L’esigenza d’affermazione umana dà
vita in questo modo a un nuovo scenario, modellandolo a sua immagine e
somiglianza, in una seconda creazione dove un sole notturno rischiara e
nasconde relativamente le sue esigenze. In questo senso, il paesaggio della
notte è quello che più gli somiglia, quello dove si mescolano immaginazione e
paure, il senso del romanticismo e quello del mistero, dove il sole non rende
tutto banalmente svelato, dove si può guardare il cielo senza restare
abbagliati, e quindi fermarsi a pensare indisturbati a una spiritualità
sovrastante.
In effetti, nei
landscape di David le case si
rimpiccioliscono sempre più, sono isolate e occupano una porzione minore di
spazio. Quello che sembra essere ormai preponderante è tutto ciò che si trova
oltre, mentre gli edifici e le strade sono quasi semplici simboli d’una
presenza umana che passa, che transita a una velocità manifestata dalle
pennellate fluide sulle strade e dagli strascichi delle luci.
È una transitorietà temporale, ma
anche d’incisività delle nostre vite, di cui difficilmente si è soddisfatti.

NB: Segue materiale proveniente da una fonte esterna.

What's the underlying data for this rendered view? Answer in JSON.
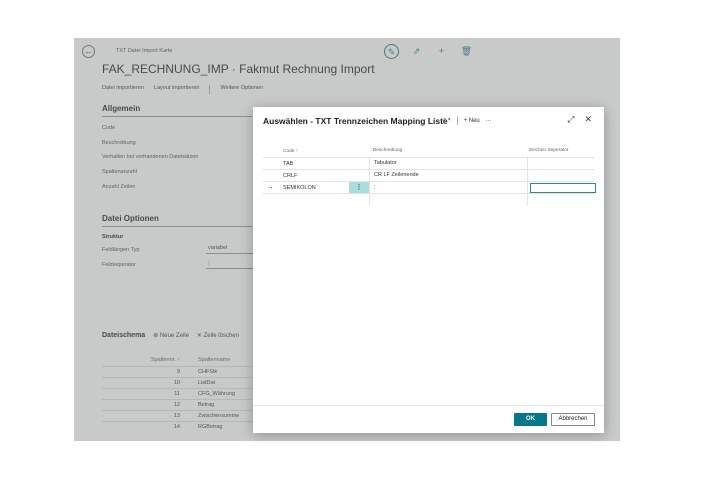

Scrive Elena Pontiggia in catalogo: “
Tutti vediamo a basso voltaggio, cioè
in modo incerto. Tutti viviamo a basso voltaggio, cioè al di sotto delle nostre
possibilità”.
Ma l’orizzonte, quella linea che
intravediamo al di sopra di tutto e che l’installazione ricrea in galleria, ha
un sapore eccezionalmente consolatorio. L’orizzonte è metaforicamente il futuro
e l’avvenire, è la linea in cui coabitano il cielo e la terra, la testimonianza
di quello che vogliamo raggiungere, un equilibrio fra le agitazioni quotidiane
e una calma che tiene saldi.
È una culla di promesse e attese,
che l’artista ha ricreato come un promemoria di speranza al suo pubblico.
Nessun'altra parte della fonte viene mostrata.